I know that $\det A=0$ or $\det B=0$ but there is also the possible case $\det A$ and $\det B=0$. So I'm tempted to answer False.
Because they say $\{ \text{a proposition} \} \lor \{ \text{another proposition} \}$ while the answer could be $\{ \text{a proposition} \} \land \{ \text{another proposition} \}$. So does the $\lor$ include the $\land$ case?
I know I don't explain myself well. You can answer the question true or false and I will understand. Thank you very much.

2. There is a theorem: $\left| {AB} \right| = \left| A \right|\left| B \right|$.

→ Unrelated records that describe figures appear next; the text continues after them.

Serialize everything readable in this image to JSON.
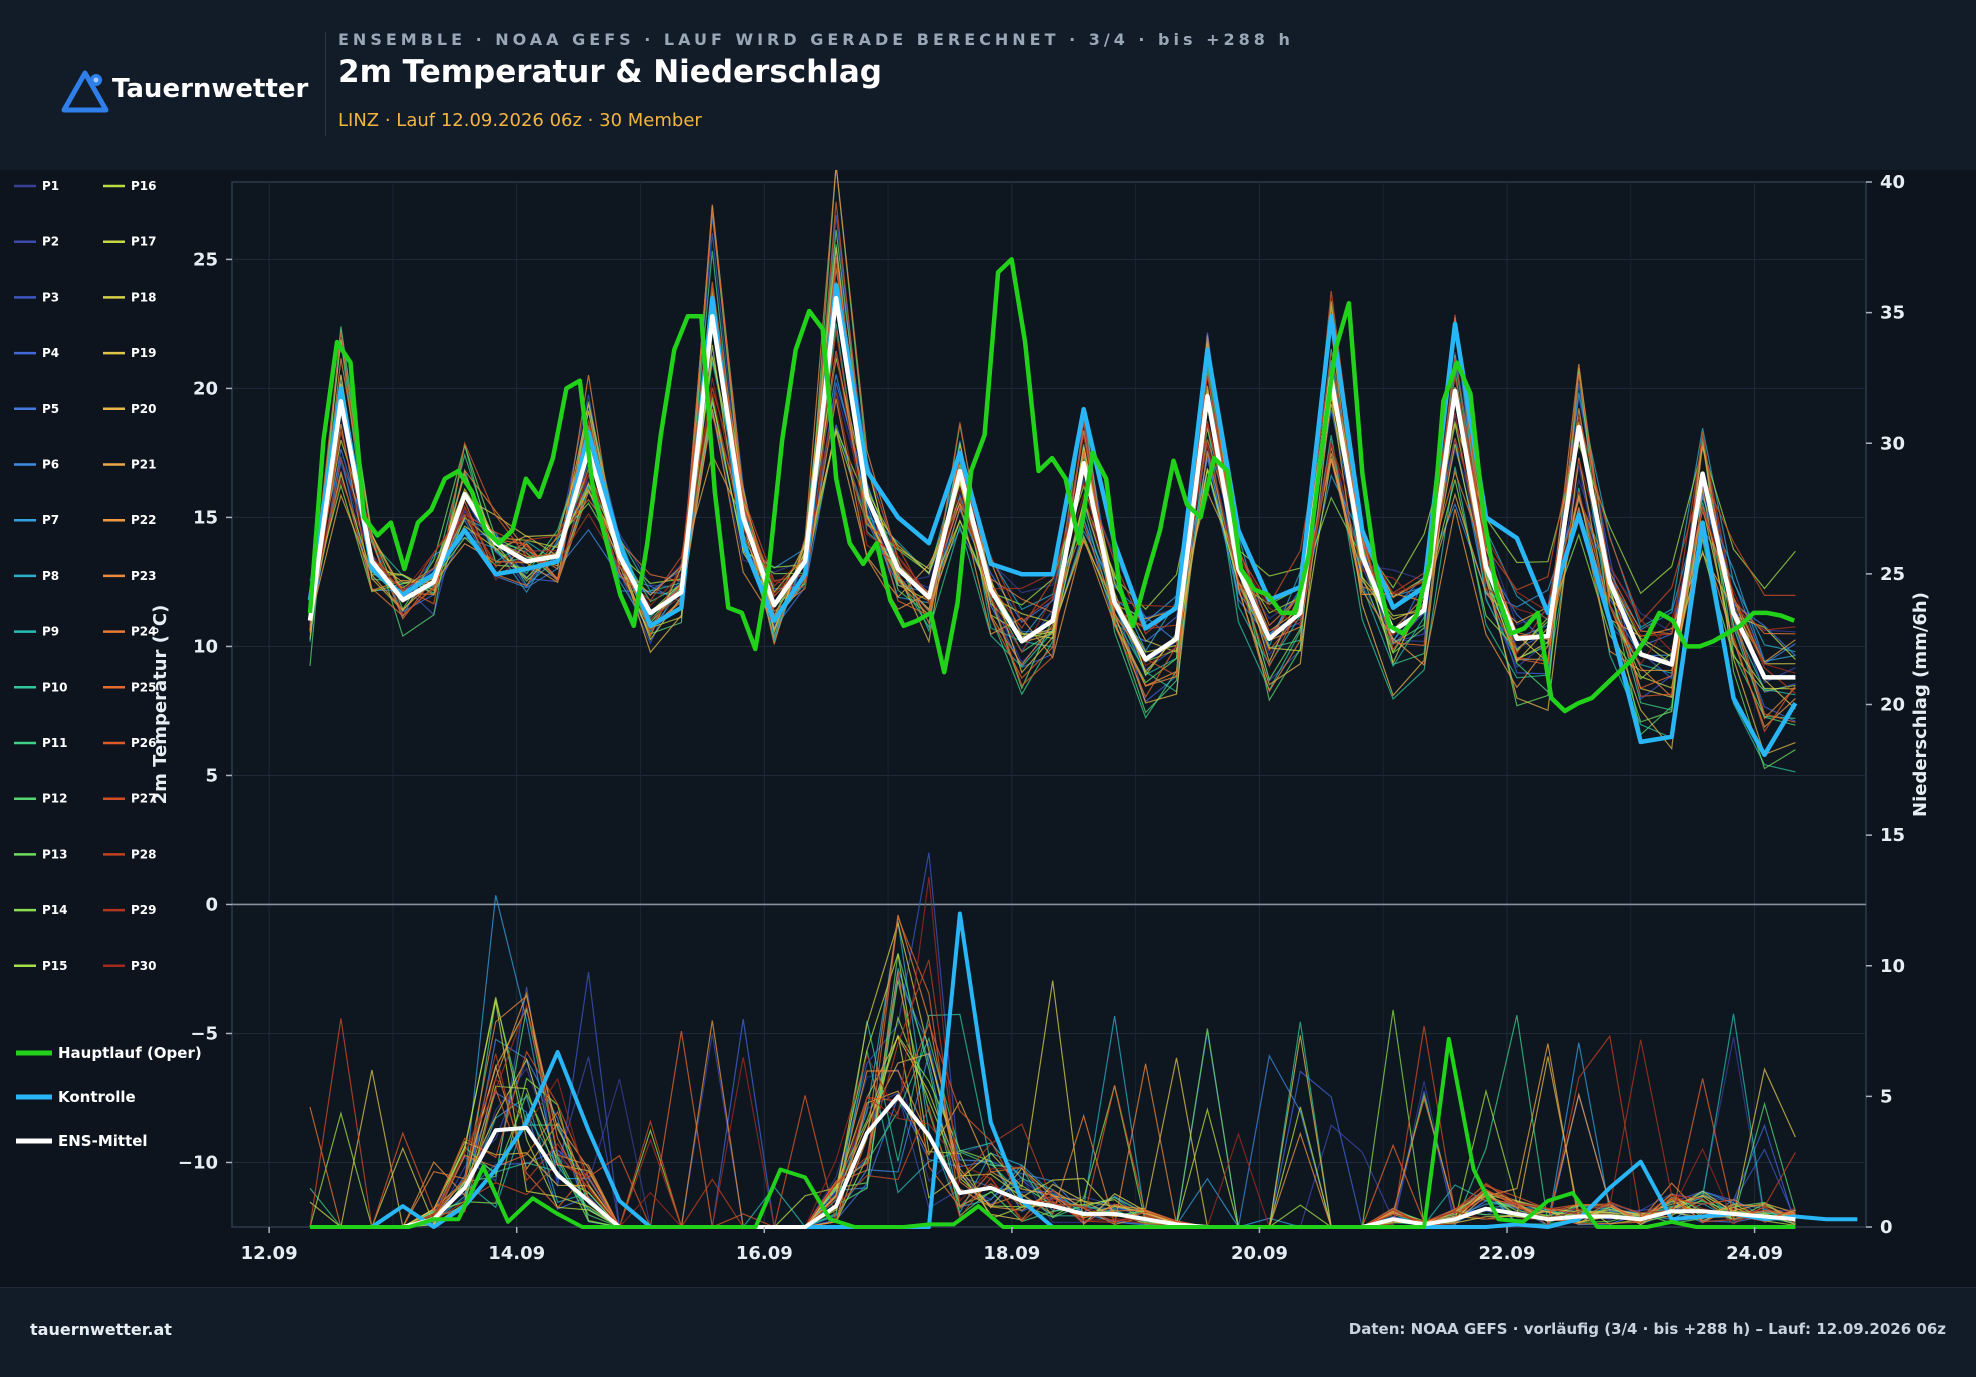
{
  "header": {
    "logo_text": "Tauernwetter",
    "kicker": "ENSEMBLE · NOAA GEFS · LAUF WIRD GERADE BERECHNET · 3/4 · bis +288 h",
    "title": "2m Temperatur & Niederschlag",
    "subtitle": "LINZ · Lauf 12.09.2026 06z · 30 Member"
  },
  "footer": {
    "left": "tauernwetter.at",
    "right": "Daten: NOAA GEFS · vorläufig (3/4 · bis +288 h) – Lauf: 12.09.2026 06z"
  },
  "colors": {
    "oper": "#22d11a",
    "control": "#29b6f6",
    "mean": "#ffffff",
    "background": "#0d141e",
    "header": "#121b28",
    "accent": "#f3b541"
  },
  "chart_data": {
    "type": "line",
    "ylabel": "2m Temperatur (°C)",
    "y2label": "Niederschlag (mm/6h)",
    "ylim": [
      -12.5,
      28
    ],
    "y2lim": [
      0,
      40
    ],
    "yticks": [
      -10,
      -5,
      0,
      5,
      10,
      15,
      20,
      25
    ],
    "y2ticks": [
      0,
      5,
      10,
      15,
      20,
      25,
      30,
      35,
      40
    ],
    "xlim": [
      11.7,
      24.9
    ],
    "xticks": [
      {
        "pos": 12,
        "label": "12.09"
      },
      {
        "pos": 14,
        "label": "14.09"
      },
      {
        "pos": 16,
        "label": "16.09"
      },
      {
        "pos": 18,
        "label": "18.09"
      },
      {
        "pos": 20,
        "label": "20.09"
      },
      {
        "pos": 22,
        "label": "22.09"
      },
      {
        "pos": 24,
        "label": "24.09"
      }
    ],
    "x_start_day": 12.33,
    "x_step_days": 0.125,
    "zero_line": 0,
    "members": [
      {
        "name": "P1",
        "color": "#3a3f96"
      },
      {
        "name": "P2",
        "color": "#3d4aae"
      },
      {
        "name": "P3",
        "color": "#3f57c4"
      },
      {
        "name": "P4",
        "color": "#4267d6"
      },
      {
        "name": "P5",
        "color": "#4479e0"
      },
      {
        "name": "P6",
        "color": "#3f8be2"
      },
      {
        "name": "P7",
        "color": "#34a0dd"
      },
      {
        "name": "P8",
        "color": "#2bafc9"
      },
      {
        "name": "P9",
        "color": "#27bcb1"
      },
      {
        "name": "P10",
        "color": "#2ec69a"
      },
      {
        "name": "P11",
        "color": "#3fcf86"
      },
      {
        "name": "P12",
        "color": "#55d572"
      },
      {
        "name": "P13",
        "color": "#6fdb5f"
      },
      {
        "name": "P14",
        "color": "#8ade4f"
      },
      {
        "name": "P15",
        "color": "#a3df46"
      },
      {
        "name": "P16",
        "color": "#b8dd43"
      },
      {
        "name": "P17",
        "color": "#c8d845"
      },
      {
        "name": "P18",
        "color": "#d5d047"
      },
      {
        "name": "P19",
        "color": "#dfc54a"
      },
      {
        "name": "P20",
        "color": "#e6b84b"
      },
      {
        "name": "P21",
        "color": "#eaa948"
      },
      {
        "name": "P22",
        "color": "#ec9a43"
      },
      {
        "name": "P23",
        "color": "#ec8a3d"
      },
      {
        "name": "P24",
        "color": "#ea7a36"
      },
      {
        "name": "P25",
        "color": "#e56a30"
      },
      {
        "name": "P26",
        "color": "#dd5b2a"
      },
      {
        "name": "P27",
        "color": "#d14d25"
      },
      {
        "name": "P28",
        "color": "#c34021"
      },
      {
        "name": "P29",
        "color": "#b3351f"
      },
      {
        "name": "P30",
        "color": "#a12c1e"
      }
    ],
    "temp_mean": [
      11.0,
      19.5,
      13.3,
      11.8,
      12.5,
      15.9,
      14.0,
      13.3,
      13.5,
      17.6,
      13.5,
      11.3,
      12.1,
      22.8,
      15.0,
      11.6,
      13.3,
      23.5,
      15.8,
      13.0,
      11.9,
      16.8,
      12.2,
      10.2,
      11.0,
      17.1,
      11.7,
      9.5,
      10.3,
      19.7,
      13.0,
      10.3,
      11.3,
      20.4,
      13.5,
      10.6,
      11.4,
      19.9,
      13.1,
      10.3,
      10.4,
      18.5,
      12.5,
      9.7,
      9.3,
      16.7,
      11.3,
      8.8,
      8.8
    ],
    "temp_control": [
      11.8,
      20.0,
      13.0,
      12.0,
      12.8,
      14.5,
      12.8,
      13.0,
      13.3,
      18.3,
      14.0,
      10.8,
      11.5,
      23.5,
      14.0,
      11.0,
      12.8,
      24.0,
      16.8,
      15.0,
      14.0,
      17.5,
      13.2,
      12.8,
      12.8,
      19.2,
      14.0,
      10.7,
      11.5,
      21.5,
      14.5,
      11.8,
      12.3,
      22.8,
      14.5,
      11.5,
      12.3,
      22.5,
      15.0,
      14.2,
      11.3,
      15.1,
      11.0,
      6.3,
      6.5,
      14.8,
      8.0,
      5.8,
      7.8
    ],
    "temp_oper": [
      11.3,
      18.0,
      21.8,
      21.0,
      15.0,
      14.3,
      14.8,
      13.0,
      14.8,
      15.3,
      16.5,
      16.8,
      16.0,
      14.5,
      14.0,
      14.5,
      16.5,
      15.8,
      17.3,
      20.0,
      20.3,
      16.0,
      14.0,
      12.0,
      10.8,
      14.0,
      18.2,
      21.5,
      22.8,
      22.8,
      16.0,
      11.5,
      11.3,
      9.9,
      13.0,
      18.0,
      21.5,
      23.0,
      22.3,
      16.5,
      14.0,
      13.2,
      14.0,
      11.8,
      10.8,
      11.0,
      11.3,
      9.0,
      11.7,
      16.8,
      18.2,
      24.5,
      25.0,
      21.8,
      16.8,
      17.3,
      16.5,
      14.0,
      17.5,
      16.5,
      12.3,
      10.8,
      12.7,
      14.5,
      17.2,
      15.5,
      15.0,
      17.3,
      16.8,
      13.0,
      12.2,
      12.0,
      11.3,
      11.3,
      13.5,
      17.7,
      21.5,
      23.3,
      16.7,
      13.0,
      10.8,
      10.5,
      11.2,
      13.3,
      19.5,
      21.0,
      19.8,
      15.0,
      12.0,
      10.5,
      10.7,
      11.3,
      8.0,
      7.5,
      7.8,
      8.0,
      8.5,
      9.0,
      9.5,
      10.3,
      11.3,
      11.0,
      10.0,
      10.0,
      10.2,
      10.5,
      10.8,
      11.3,
      11.3,
      11.2,
      11.0
    ],
    "precip_mean": [
      0,
      0,
      0,
      0,
      0.3,
      1.5,
      3.7,
      3.8,
      2.0,
      1.0,
      0,
      0,
      0,
      0,
      0,
      0,
      0,
      0.8,
      3.6,
      5.0,
      3.5,
      1.3,
      1.5,
      1.0,
      0.8,
      0.5,
      0.5,
      0.3,
      0.1,
      0,
      0,
      0,
      0,
      0,
      0,
      0.3,
      0.1,
      0.3,
      0.7,
      0.5,
      0.3,
      0.4,
      0.4,
      0.3,
      0.6,
      0.6,
      0.5,
      0.4,
      0.3
    ],
    "precip_control": [
      0,
      0,
      0,
      0.8,
      0,
      0.8,
      2.2,
      4.0,
      6.7,
      3.7,
      1.0,
      0,
      0,
      0,
      0,
      0,
      0,
      0,
      0,
      0,
      0,
      12.0,
      4.0,
      1.0,
      0,
      0,
      0,
      0,
      0,
      0,
      0,
      0,
      0,
      0,
      0,
      0,
      0,
      0,
      0,
      0.1,
      0,
      0.3,
      1.5,
      2.5,
      0.3,
      0.4,
      0.5,
      0.3,
      0.4,
      0.3,
      0.3
    ],
    "precip_oper": [
      0,
      0,
      0,
      0,
      0,
      0.3,
      0.3,
      2.3,
      0.2,
      1.1,
      0.5,
      0,
      0,
      0,
      0,
      0,
      0,
      0,
      0,
      2.2,
      1.9,
      0.3,
      0,
      0,
      0,
      0.1,
      0.1,
      0.8,
      0,
      0,
      0,
      0,
      0,
      0,
      0,
      0,
      0,
      0,
      0,
      0,
      0,
      0,
      0,
      0,
      0,
      0,
      7.2,
      2.2,
      0.3,
      0.2,
      1.0,
      1.3,
      0,
      0,
      0,
      0.2,
      0,
      0,
      0,
      0,
      0
    ]
  },
  "legend": {
    "oper": "Hauptlauf (Oper)",
    "control": "Kontrolle",
    "mean": "ENS-Mittel"
  }
}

3. Originally Posted by Plato
There is a theorem: $\left| {AB} \right| = \left| A \right|\left| B \right|$.
Yes I know! ahahah. Sorry, I wasn't clear AT ALL.
My answer would be that if $\det AB=0$, then or $\det A=0$ or $\det B=0$ or $\det A$ and $\det B=0$.
It's exactly the same as this case : (a-b)(z-y)=0. We have that or (a-b)=0 or (z-y)=0. But what I'm trying to say is that there is also the case " (a-b)=0 and (z-y)=0 ".
I'm not sure I'm explaining well. That's why I'd like you or whoever who is sure and certain, to answer the "true or false" question. For me it would be false, because there could be the case and which is not included in the phrase "det A=0 or det B=0", which I interpret as "it's either det A=0 or det B=0, but not both at the same time". So basically I'm asking if I'm not interpreting things badly.

4. A OR B mean at least one of A or B is true maybe both.
Does that help?

5. Originally Posted by Plato
A OR B mean at least one of A or B is true maybe both.
Does that help?
Yes it helps. Thank you infinitely! It means that the answer to the "True or false" is true.